Oh Oregon, beautiful state.
In early October, we travelled to McKenzie Bridge, Oregon for a friend’s wedding. It was a short vacation, especially considering the time spent in airports and cars, but it felt worthwhile. The flights went smoothly and we had excellent views of the Grand Tetons and the Cascades. Seen from above, the forests of Oregon were dark green with bright yellow bursts of autumn aspens.
In the three days we were there, we celebrated love between two good people, ate delicious food, visited with family, and walked in beautiful forests. We were able to identify most of the trees, but the forest understory plants were unknown to us. Being in a place where we did not know the flora was both fun and frustrating. Why didn’t we pack all those field guides for the west that have been gathering dust on our shelves?! (Answer: no room between all the diapers.)

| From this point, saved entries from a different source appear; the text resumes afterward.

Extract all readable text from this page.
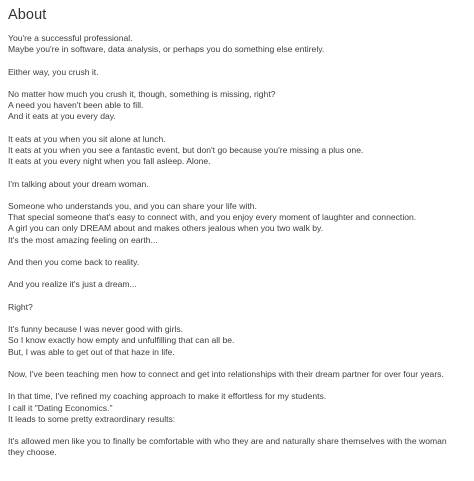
About
You're a successful professional.
Maybe you're in software, data analysis, or perhaps you do something else entirely.
Either way, you crush it.
No matter how much you crush it, though, something is missing, right?
A need you haven't been able to fill.
And it eats at you every day.
It eats at you when you sit alone at lunch.
It eats at you when you see a fantastic event, but don't go because you're missing a plus one.
It eats at you every night when you fall asleep. Alone.
I'm talking about your dream woman.
Someone who understands you, and you can share your life with.
That special someone that's easy to connect with, and you enjoy every moment of laughter and connection.
A girl you can only DREAM about and makes others jealous when you two walk by.
It's the most amazing feeling on earth...
And then you come back to reality.
And you realize it's just a dream...
Right?
It's funny because I was never good with girls.
So I know exactly how empty and unfulfilling that can all be.
But, I was able to get out of that haze in life.
Now, I've been teaching men how to connect and get into relationships with their dream partner for over four years.
In that time, I've refined my coaching approach to make it effortless for my students.
I call it "Dating Economics."
It leads to some pretty extraordinary results:
It's allowed men like you to finally be comfortable with who they are and naturally share themselves with the woman
they choose.
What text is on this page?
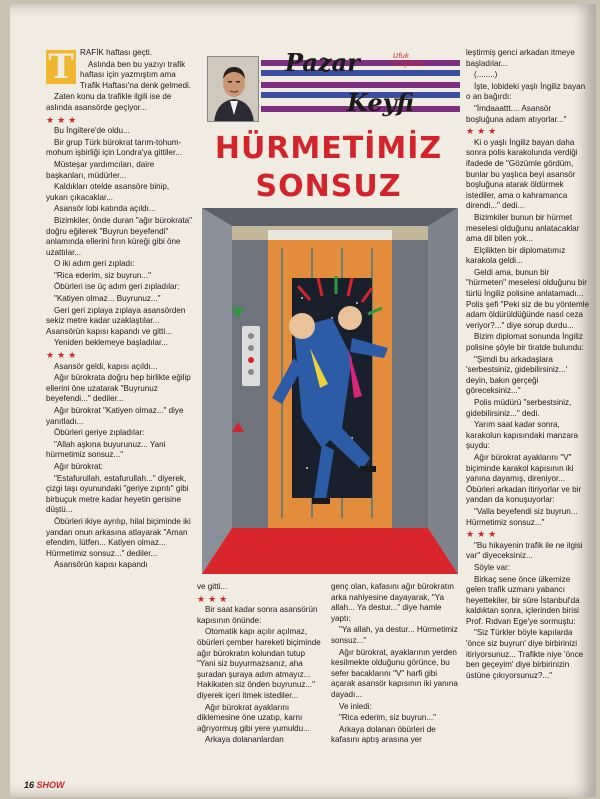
Pazar	Ufuk
COŞKUN
Keyfi
HÜRMETİMİZ
SONSUZ
T RAFİK haftası geçti.

Aslında ben bu yazıyı trafik haftası için yazmıştım ama Trafik Haftası'na denk gelmedi.

Zaten konu da trafikle ilgili ise de aslında asansörde geçiyor...

★★★

Bu İngiltere'de oldu...

Bir grup Türk bürokrat tarım-tohum-mohum işbirliği için Londra'ya gittiler...

Müsteşar yardımcıları, daire başkanları, müdürler...

Kaldıkları otelde asansöre binip, yukarı çıkacaklar...

Asansör lobi katında açıldı...

Bizimkiler, önde duran "ağır bürokrata" doğru eğilerek "Buyrun beyefendi" anlamında ellerini fırın küreği gibi öne uzattılar...

O iki adım geri zıpladı:

"Rica ederim, siz buyrun..."

Öbürleri ise üç adım geri zıpladılar:

"Katiyen olmaz... Buyrunuz..."

Geri geri zıplaya zıplaya asansörden sekiz metre kadar uzaklaştılar... Asansörün kapısı kapandı ve gitti...

Yeniden beklemeye başladılar...

★★★

Asansör geldi, kapısı açıldı...

Ağır bürokrata doğru hep birlikte eğilip ellerini öne uzatarak "Buyrunuz beyefendi..." dediler...

Ağır bürokrat "Katiyen olmaz..." diye yanıtladı...

Öbürleri geriye zıpladılar:

"Allah aşkına buyurunuz... Yani hürmetimiz sonsuz..."

Ağır bürokrat:

"Estafurullah, estafurullah..." diyerek, çizgi taşı oyunundaki "geriye zıprıtı" gibi birbuçuk metre kadar heyetin gerisine düştü...

Öbürleri ikiye ayrılıp, hilal biçiminde iki yandan onun arkasına atlayarak "Aman efendim, lütfen... Katiyen olmaz... Hürmetimiz sonsuz..." dediler...

Asansörün kapısı kapandı

ve gitti...

★★★

Bir saat kadar sonra asansörün kapısının önünde:

Otomatik kapı açılır açılmaz, öbürleri çember hareketi biçiminde ağır bürokratın kolundan tutup "Yani siz buyurmazsanız, aha şuradan şuraya adım atmayız... Hakikaten siz önden buyrunuz..." diyerek içeri itmek istediler...

Ağır bürokrat ayaklarını diklemesine öne uzatıp, karnı ağrıyormuş gibi yere yumuldu...

Arkaya dolananlardan

genç olan, kafasını ağır bürokratın arka nahiyesine dayayarak, "Ya allah... Ya destur..." diye hamle yaptı:

"Ya allah, ya destur... Hürmetimiz sonsuz..."

Ağır bürokrat, ayaklarının yerden kesilmekte olduğunu görünce, bu sefer bacaklarını "V" harfi gibi açarak asansör kapısının iki yanına dayadı...

Ve inledi:

"Rica ederim, siz buyrun..."

Arkaya dolanan öbürleri de kafasını aptış arasına yer

leştirmiş genci arkadan itmeye başladılar...

(........)

İşte, lobideki yaşlı İngiliz bayan o an bağırdı:

"İmdaaattt.... Asansör boşluğuna adam atıyorlar..."

★★★

Ki o yaşlı İngiliz bayan daha sonra polis karakolunda verdiği ifadede de "Gözümle gördüm, bunlar bu yaşlıca beyi asansör boşluğuna atarak öldürmek istediler, ama o kahramanca direndi..." dedi...

Bizimkiler bunun bir hürmet meselesi olduğunu anlatacaklar ama dil bilen yok...

Elçilikten bir diplomatımız karakola geldi...

Geldi ama, bunun bir "hürmeten" meselesi olduğunu bir türlü İngiliz polisine anlatamadı... Polis şefi "Peki siz de bu yöntemle adam öldürüldüğünde nasıl ceza veriyor?..." diye sorup durdu...

Bizim diplomat sonunda İngiliz polisine şöyle bir tiratde bulundu:

"Şimdi bu arkadaşlara 'serbestsiniz, gidebilirsiniz...' deyin, bakın gerçeği göreceksiniz..."

Polis müdürü "serbestsiniz, gidebilirsiniz..." dedi.

Yarım saat kadar sonra, karakolun kapısındaki manzara şuydu:

Ağır bürokrat ayaklarını "V" biçiminde karakol kapısının iki yanına dayamış, direniyor... Öbürleri arkadan itiriyorlar ve bir yandan da konuşuyorlar:

"Valla beyefendi siz buyrun... Hürmetimiz sonsuz..."

★★★

"Bu hikayenin trafik ile ne ilgisi var" diyeceksiniz...

Söyle var:

Birkaç sene önce ülkemize gelen trafik uzmanı yabancı heyettekiler, bir süre İstanbul'da kaldıktan sonra, içlerinden birisi Prof. Rıdvan Ege'ye sormuştu:

"Siz Türkler böyle kapılarda 'önce siz buyrun' diye birbirinizi itiriyorsunuz... Trafikte niye 'önce ben geçeyim' diye birbirinizin üstüne çıkıyorsunuz?..."

16 SHOW
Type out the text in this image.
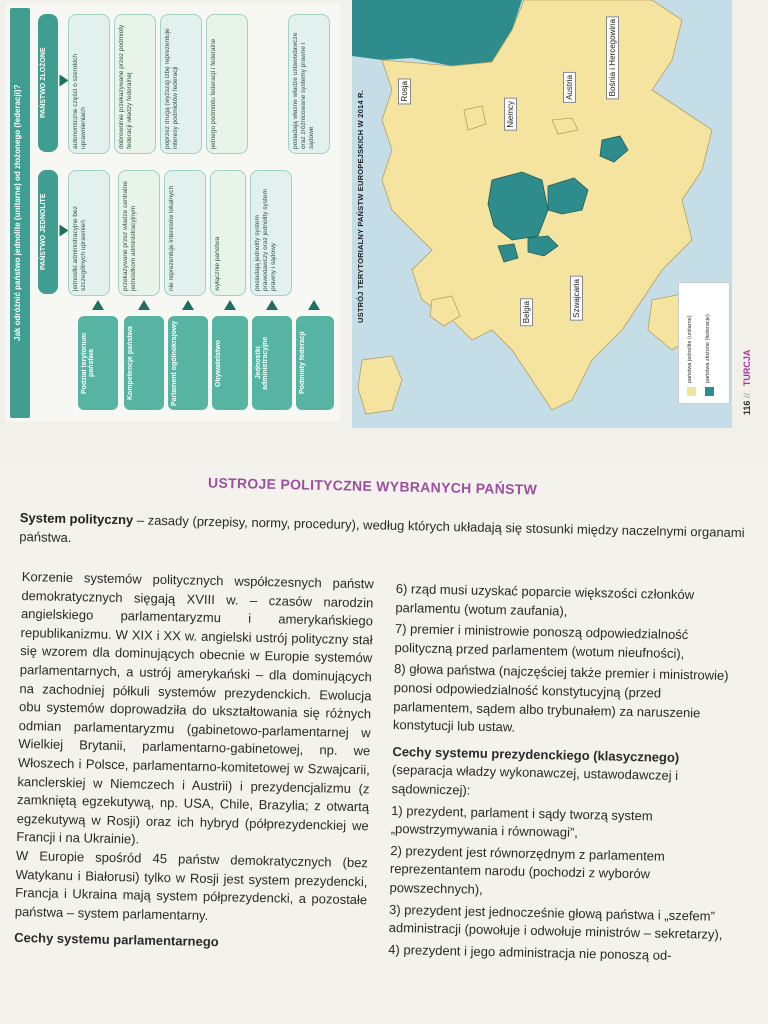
Jak odróżnić państwo jednolite (unitarne) od złożonego (federacji)?
PAŃSTWO ZŁOŻONE
PAŃSTWO JEDNOLITE
autonomiczne części o szerokich uprawnieniach	dobrowolnie przekazywane przez podmioty federacji władzy federalnej	poprzez drugą (wyższą) izbę reprezentuje interesy podmiotów federacji	jednego podmiotu federacji i federalne	posiadają własne władze ustawodawcze oraz zróżnicowane systemy prawne i sądowe
jednostki administracyjne bez szczególnych uprawnień	przekazywane przez władze centralne jednostkom administracyjnym	nie reprezentuje interesów lokalnych	wyłącznie państwa	posiadają jednolity system prawodawczy oraz jednolity system prawny i sądowy
Podział terytorium państwa	Kompetencje państwa	Parlament ogólnokrajowy	Obywatelstwo	Jednostki administracyjne	Podmioty federacji
USTRÓJ TERYTORIALNY PAŃSTW EUROPEJSKICH W 2014 R.	Rosja
Niemcy
Austria	Bośnia i Hercegowina
Belgia	Szwajcaria
państwa jednolite (unitarne) państwa złożone (federacje)
116 // TURCJA
USTROJE POLITYCZNE WYBRANYCH PAŃSTW
System polityczny – zasady (przepisy, normy, procedury), według których układają się stosunki między naczelnymi organami państwa.

Korzenie systemów politycznych współczesnych państw demokratycznych sięgają XVIII w. – czasów narodzin angielskiego parlamentaryzmu i amerykańskiego republikanizmu. W XIX i XX w. angielski ustrój polityczny stał się wzorem dla dominujących obecnie w Europie systemów parlamentarnych, a ustrój amerykański – dla dominujących na zachodniej półkuli systemów prezydenckich. Ewolucja obu systemów doprowadziła do ukształtowania się różnych odmian parlamentaryzmu (gabinetowo-parlamentarnej w Wielkiej Brytanii, parlamentarno-gabinetowej, np. we Włoszech i Polsce, parlamentarno-komitetowej w Szwajcarii, kanclerskiej w Niemczech i Austrii) i prezydencjalizmu (z zamkniętą egzekutywą, np. USA, Chile, Brazylia; z otwartą egzekutywą w Rosji) oraz ich hybryd (półprezydenckiej we Francji i na Ukrainie).

W Europie spośród 45 państw demokratycznych (bez Watykanu i Białorusi) tylko w Rosji jest system prezydencki, Francja i Ukraina mają system półprezydencki, a pozostałe państwa – system parlamentarny.

Cechy systemu parlamentarnego

6) rząd musi uzyskać poparcie większości członków parlamentu (wotum zaufania),
7) premier i ministrowie ponoszą odpowiedzialność polityczną przed parlamentem (wotum nieufności),
8) głowa państwa (najczęściej także premier i ministrowie) ponosi odpowiedzialność konstytucyjną (przed parlamentem, sądem albo trybunałem) za naruszenie konstytucji lub ustaw.
Cechy systemu prezydenckiego (klasycznego)
(separacja władzy wykonawczej, ustawodawczej i sądowniczej):
1) prezydent, parlament i sądy tworzą system „powstrzymywania i równowagi”,
2) prezydent jest równorzędnym z parlamentem reprezentantem narodu (pochodzi z wyborów powszechnych),
3) prezydent jest jednocześnie głową państwa i „szefem” administracji (powołuje i odwołuje ministrów – sekretarzy),
4) prezydent i jego administracja nie ponoszą od-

The understory plant with compound leaves shown in the photo below was abundant at the wedding venue and along every trail. I couldn’t stop thinking about it, even after we retuned home. Searching internet photos led me to an answer. This plant is dull Oregon grape, also known as Cascade berry (Mahonia nervosa). Hurrah.
In preparation for our trip, I knit a wee vest for my child. I improvised the pattern, with careful consideration to fit and features as well as ease of knitting. It came out perfectly and, oh goodness, does he look adorable in it. Now I see why baby knits are worthwhile even if they are only worn for a few months or even weeks.